Programming note: For comprehensive coverage from the Giants' Game 3 win over the Cardinals, watch SportsNet Central tonight at 10:30 & midnight on Comcast SportsNet Bay Area
SAN FRANCISCO -- Tim Flannery saw it happen in front of his eyes, again, and just laughed.
"Slingshots and rocks," the San Francisco Giants third base coach smiled. "We just keep coming at you with slingshots and rocks."
This time, the rocks were bunts that would make even Kansas City manager Ned Yost weep with bitterness and envy.
There were failed bunts that turned into spectacularly successful bunts, there was one more absurdly wild throw that allowed Brandon Crawford to score from second on a ball that maybe traveled 25 feet from home plate, and one more win for what Bruce Bochy sardonically calls "The Ground Attack."
[INSTANT REPLAY: Giants win Game 3 on walk-off error in 10th]
The Giants won Game 3 of the National League Championship Series, 5-4 in 10 innings, because they have taken their already ethereal fetish of making good things magically appear from dumpster fires and festooned it with horseshoes wrapped in four-leaf clovers and "Get Out Of Jail Free" cards.
They won it because Juan Perez couldn't get down two bunts and Gregor Blanco couldn't get down a third.
They won it because sometimes the occult says, "Sorry, I've doubled down on the home team today."
And they won it because, as third base coach Flannery said, "They took an MRI of my head yesterday, and all they found was old and stressed."
These are the 2014 Giants, a good team that has apparently been French-kissed by God -- or, if you must, whatever deity handles baseball matters in your house.
This time, they took a 4-0 first-inning lead on Cardinals starter John Lackey, and then took the next 27 at-bats off and let the Cardinals get back into the game. Teams lose when they do this, a lot, and they have it coming every time.

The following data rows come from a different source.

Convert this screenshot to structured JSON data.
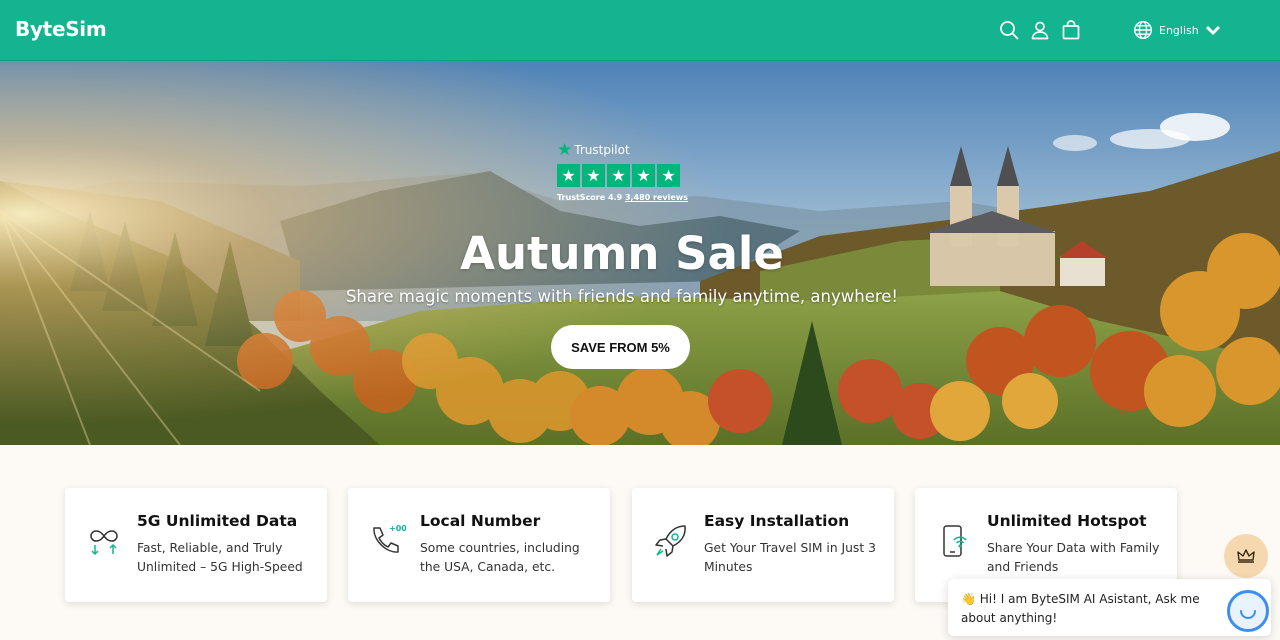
{
  "header": {
    "brand": "ByteSim",
    "language": "English",
    "bg_color": "#13b48f",
    "icons": [
      "search-icon",
      "user-icon",
      "cart-icon",
      "globe-icon",
      "chevron-down-icon"
    ]
  },
  "hero": {
    "trustpilot": {
      "name": "Trustpilot",
      "score_label": "TrustScore 4.9",
      "reviews_label": "3,480 reviews",
      "stars": 5,
      "star_color": "#00b67a"
    },
    "title": "Autumn Sale",
    "subtitle": "Share magic moments with friends and family anytime, anywhere!",
    "cta": "SAVE FROM 5%"
  },
  "features": [
    {
      "icon": "infinity-icon",
      "title": "5G Unlimited Data",
      "desc": "Fast, Reliable, and Truly Unlimited – 5G High-Speed"
    },
    {
      "icon": "phone-plus-icon",
      "title": "Local Number",
      "desc": "Some countries, including the USA, Canada, etc."
    },
    {
      "icon": "rocket-icon",
      "title": "Easy Installation",
      "desc": "Get Your Travel SIM in Just 3 Minutes"
    },
    {
      "icon": "hotspot-phone-icon",
      "title": "Unlimited Hotspot",
      "desc": "Share Your Data with Family and Friends"
    }
  ],
  "chat": {
    "message": "👋 Hi! I am ByteSIM AI Asistant, Ask me about anything!",
    "launcher_icon": "crown-icon",
    "avatar_icon": "assistant-face-icon"
  }
}
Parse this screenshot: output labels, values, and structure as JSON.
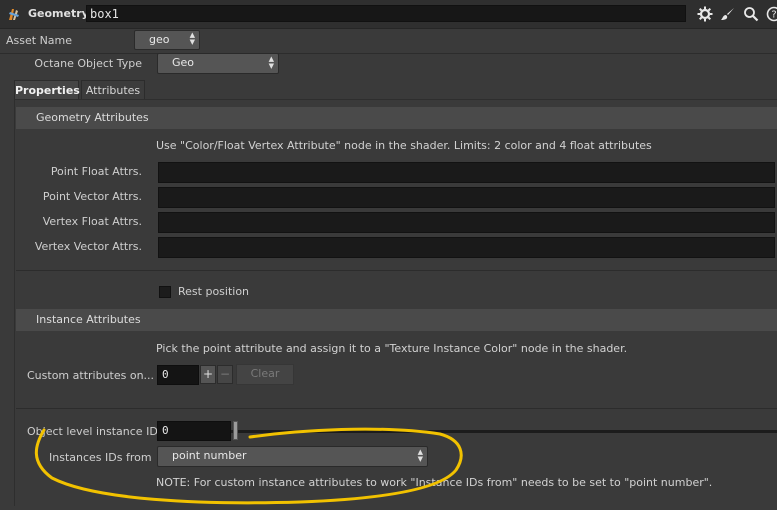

But these are the Giants, who blow snotrockets at the Grim Reaper and say, "Go on, Sickle Boy, bring your A-game." And here's what they delivered today:
- An eight-pitch walk to shortstop Brandon Crawford, who was 2-for-24 since Game 1 of the NL Division Series against Washington.
- A single to left by Juan Perez, who failed spectacularly on his first two pitches to lay down bunts, or as they are called in the popular vernacular, Yosts.
- A foul bunt on the first pitch to Gregor Blanco, who then dropped a second bunt on an 83-mph slider from Cardinals pitcher Randy Choate that landed in the one place on the infield where shipwreck debris can often be found. Choate raced over before third baseman Matt Carpenter grabbed the ball, and sailed a sidearm throw down the right field line behind second baseman Kolten Wong, who was covering first base. Crawford scored from second, and once again, the Giants had victory shoved forcibly down their throats.
Lucky? Of course. But Bochy will challenge you on the notion that the Giants only win by luck.
"I'm a little delirious right now," he said with that I-Hit-On-18-And-Pulled-A-Trey smile of his. "We don't do anything easy . . . it's something you're used to. It's kind of our way.
"But luck is created by you executing sometimes. We might have gotten a little lucky there with Perez when he couldn't get a bunt down and gets a base hit. But Blanco laid down a beauty, like I said. And I don't know if that's as much luck as it is great bunt, great speed to put pressure on them. It's a great thing to have, but you don't get this far by being lucky."
No, but once you get that far, luck is better than anything but the guy from the jewelers asking to size your finger. The Giants blew a game they had won by compiling 27 at-bats that would make the San Diego Padres spit up in disgust -- ten fly balls, seven grounders, four line drives, four strikeouts, a single by pitcher Tim Hudson and a Pablo Sandoval hit-by-pitch on a 1-2 count.
And still, they win, because they are Slingshots And Rocks French-Kissed By God, making others Old And Stressed as they go.
At this point, all they have left is to win on a balk, a non-passed ball that gets lost in A.J. Pierzynski's equipment, and a huge hand coming out of the sky and just grabbing Cardinals by the fistful and hurling them into McCovey Cove.
Bet against none of it. You cannot say you have not been told.